Everything about “Vice,” the fast moving, cluttered and too long biopic of Dick Cheney from director Adam McKay, looks good on paper.
You’ve got star Christian Bale packing on the pounds to look eerily like Cheney, complete with constant smirk and deadpan monotone delivery. You’ve got Steve Carell offering a giddy, maniacal take on Donald “Rummy” Rumsfeld, who seems be having fun even when he’s falling from power. Also Sam Rockwell, fresh off his Oscar win, takes on the well-worn role of likable party dunce, George W. Bush. And in a head-scratcher that somehow works, Tyler Perry as the restrained military general, Colin Powell.
But the main thing you get is an angry director with a set agenda that colors every frame: McKay’s goal seems to be showing his sincere revulsion for both Cheney, who is painted as one of history’s most underrated villains, and the American public which was too stupid, overworked and distracted — pop culture moments such as “Survivor” and the “Wassup?” commercials get nods — to protest as Cheney molded the vice-president’s office into the most influential and corrupt job in the world.
The film covers a lot of ground, time-wise, and one of its most salient points is its depiction of the rise of Fox News and how marketing techniques became successful tools for politicians to easily dupe Americans into supporting unpalatable ideas. We see a marketing whiz try out euphemisms on a test audience with the winning phrases instantly repeated on television news shows. (Side note: As I waited in the popcorn line at Bow Tie before the movie, author, CNN political commentator and President Obama’s special advisor for green jobs, Van Jones stood in front of me, with a few people asking for photos.)
But what bothered me about “Vice” was that, sadly for a biopic, the bio really isn’t there. There’s a brief look at a young, brawl-happy Cheney, booted from Yale for drinking, which leads to a dead-end job, DUI arrest and his motivated wife Lynne, played with Mid-Western verve by Amy Adams, demanding that Dick straighten up and fly right. We’re then to believe that, out of his deep love for her, Cheney headed straight to Washington bent on world domination. Everything else in the movie is pretty much common knowledge, if you were reading anything at the time, some of it having even been dramatized before in Oliver Stone’s Bush biopic, “W.” If you’re looking for insight on what really drove Cheney to keep coming back for more, good luck. The best this film can offer is fly-fishing metaphors, which I suppose means the thrill of sport.

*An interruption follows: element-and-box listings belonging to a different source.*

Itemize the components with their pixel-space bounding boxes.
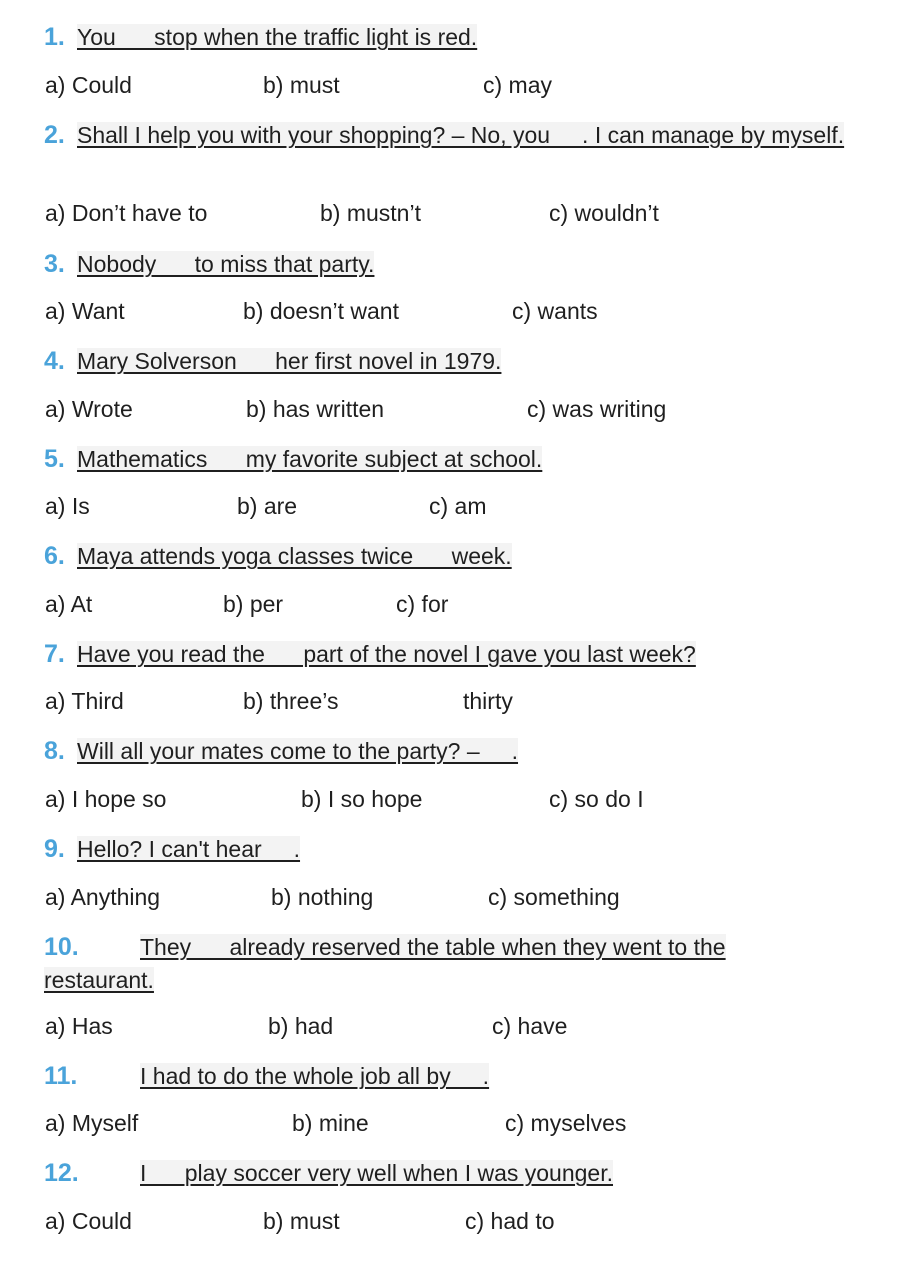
question-text: Mathematics __ my favorite subject at school. (77, 446, 543, 472)
option-a[interactable]: a) I hope so (45, 786, 167, 812)
option-a[interactable]: a) Don’t have to (45, 200, 208, 226)
option-a[interactable]: a) Could (45, 1208, 132, 1234)
option-a[interactable]: a) At (45, 591, 93, 617)
question-number: 7. (44, 640, 65, 668)
option-c[interactable]: c) so do I (549, 786, 644, 812)
option-b[interactable]: b) doesn’t want (243, 298, 399, 324)
option-c[interactable]: c) myselves (505, 1110, 627, 1136)
question-text: Hello? I can't hear __. (77, 836, 301, 862)
option-a[interactable]: a) Wrote (45, 396, 133, 422)
option-c[interactable]: c) may (483, 72, 552, 98)
option-b[interactable]: b) mustn’t (320, 200, 421, 226)
option-c[interactable]: c) wants (512, 298, 598, 324)
question-12 (44, 1157, 844, 1190)
question-text: Have you read the __ part of the novel I gave you last week? (77, 641, 696, 667)
question-11 (44, 1060, 844, 1093)
question-text: Mary Solverson __ her first novel in 1979. (77, 348, 502, 374)
question-2 (44, 119, 857, 152)
question-9 (44, 833, 844, 866)
option-a[interactable]: a) Has (45, 1013, 113, 1039)
question-text: I had to do the whole job all by __. (140, 1063, 490, 1089)
option-c[interactable]: thirty (463, 688, 513, 714)
option-a[interactable]: a) Want (45, 298, 125, 324)
option-b[interactable]: b) must (263, 72, 340, 98)
options-5 (45, 491, 845, 521)
options-6 (45, 589, 845, 619)
option-b[interactable]: b) mine (292, 1110, 369, 1136)
question-number: 2. (44, 121, 65, 149)
option-c[interactable]: c) for (396, 591, 449, 617)
question-number: 9. (44, 835, 65, 863)
option-c[interactable]: c) have (492, 1013, 568, 1039)
question-text: Nobody __ to miss that party. (77, 251, 375, 277)
question-5 (44, 443, 844, 476)
options-8 (45, 784, 845, 814)
option-a[interactable]: a) Third (45, 688, 124, 714)
question-text: They __ already reserved the table when they went to the restaurant. (44, 934, 726, 993)
options-2 (45, 198, 845, 228)
options-11 (45, 1108, 845, 1138)
option-c[interactable]: c) am (429, 493, 487, 519)
question-7 (44, 638, 844, 671)
question-8 (44, 735, 844, 768)
question-10 (44, 931, 824, 997)
option-c[interactable]: c) had to (465, 1208, 555, 1234)
question-1 (44, 21, 844, 54)
question-number: 11. (44, 1062, 78, 1090)
question-text: Maya attends yoga classes twice __ week. (77, 543, 512, 569)
question-3 (44, 248, 844, 281)
question-text: You __ stop when the traffic light is red. (77, 24, 478, 50)
option-b[interactable]: b) has written (246, 396, 385, 422)
options-10 (45, 1011, 845, 1041)
option-a[interactable]: a) Anything (45, 884, 161, 910)
question-number: 10. (44, 933, 79, 961)
option-c[interactable]: c) wouldn’t (549, 200, 659, 226)
option-b[interactable]: b) per (223, 591, 284, 617)
options-12 (45, 1206, 845, 1236)
options-9 (45, 882, 845, 912)
option-c[interactable]: c) something (488, 884, 620, 910)
options-1 (45, 70, 845, 100)
question-number: 4. (44, 347, 65, 375)
question-number: 6. (44, 542, 65, 570)
question-number: 8. (44, 737, 65, 765)
option-b[interactable]: b) had (268, 1013, 334, 1039)
options-7 (45, 686, 845, 716)
option-b[interactable]: b) nothing (271, 884, 374, 910)
option-a[interactable]: a) Myself (45, 1110, 139, 1136)
option-a[interactable]: a) Could (45, 72, 132, 98)
option-b[interactable]: b) are (237, 493, 298, 519)
question-number: 12. (44, 1159, 79, 1187)
question-number: 5. (44, 445, 65, 473)
question-6 (44, 540, 844, 573)
option-b[interactable]: b) three’s (243, 688, 339, 714)
option-a[interactable]: a) Is (45, 493, 90, 519)
option-b[interactable]: b) must (263, 1208, 340, 1234)
question-4 (44, 345, 844, 378)
question-text: I __ play soccer very well when I was younger. (140, 1160, 614, 1186)
options-4 (45, 394, 845, 424)
options-3 (45, 296, 845, 326)
option-c[interactable]: c) was writing (527, 396, 667, 422)
question-text: Shall I help you with your shopping? – No, you __. I can manage by myself. (77, 122, 845, 148)
question-number: 3. (44, 250, 65, 278)
question-text: Will all your mates come to the party? – __. (77, 738, 519, 764)
option-b[interactable]: b) I so hope (301, 786, 423, 812)
question-number: 1. (44, 23, 65, 51)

The movie does argue that Lynne was the driving force, or the true power behind the throne; there’s even a comedic Shakespearean bedroom bit that’s purposely on the nose. No other explanation is explored for Cheney’s insatiable hunger for power which found him securing key roles in the Nixon, Ford, and, of course, Bush White House, surrounded by henchmen whose names you will remember — Scooter Libby, Paul Wolfowitz — presented here mostly as caricatures. Cheney is usually either enjoying the outdoors, having a heart attack (a reoccurring gag line in the movie) or recklessly destroying the world. The script doesn’t dig much deeper than old headlines and fares better when it has fun with the subject, rather than connecting the dots for us, the dim-witted public.
Always the quiet loyalist, Cheney was also head of Halliburton, a period that goes largely unexplored, coming up only as the clear reasoning for invading Iraq (“They gave me [$26] million, double what we thought,” he says cheerfully on the phone while describing his parting gift when he left to join the Bush campaign).

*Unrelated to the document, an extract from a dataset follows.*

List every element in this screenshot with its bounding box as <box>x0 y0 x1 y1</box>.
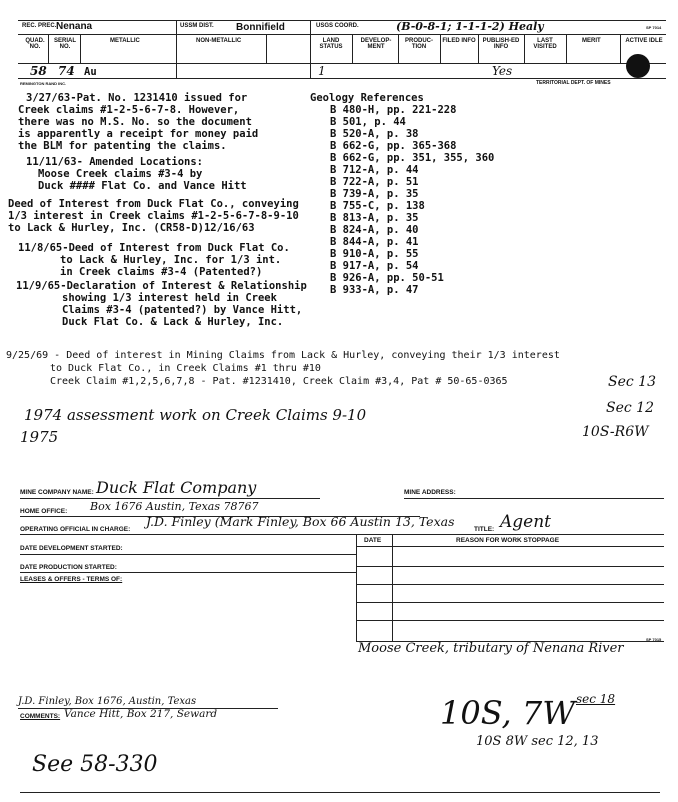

Like 2015’s “The Big Short,” McKay’s superior film that illuminated a complex financial crisis by way of a spitfire ride among very human brokers, “Vice” wants to be a darkly funny movie about a serious subject, as well as a tutorial on how power works today. But it’s the dramatic equivalent of a Michael Moore documentary, stopping the narrative flow many times to teach the audience why what Cheney just did was so evil.
It’s also a bit tonally challenged: the dark humor and narrative fourth-wall breaking alternates with jolting Iraq explosions, torture shots and a gruesome close-up into Cheney’s empty chest cavity as he lays on an operating table awaiting a heart transplant – by the end, it all just feels queasy and pedantic. To be fair, the filmmaker warns the viewer at the beginning of the movie that this was a secretive guy (we did “our fucking best”) then proceeds to bludgeon us with behind-the-scenes interpretations of Cheney’s lust for power and thinly veiled rage. But it comes at the cost of a deeper, more human portrait of a man who seems to have loved his family but few others. Cheney was barely human, more of a grumpy corporate monster, the movie seems to say.
This final conclusion somehow feels too simple: Like a modern-day Grinch, here was a man whose malfunctioning heart was a few sizes too small – or from the close-up shot of Cheney’s removed heart on a table, just plain rotten.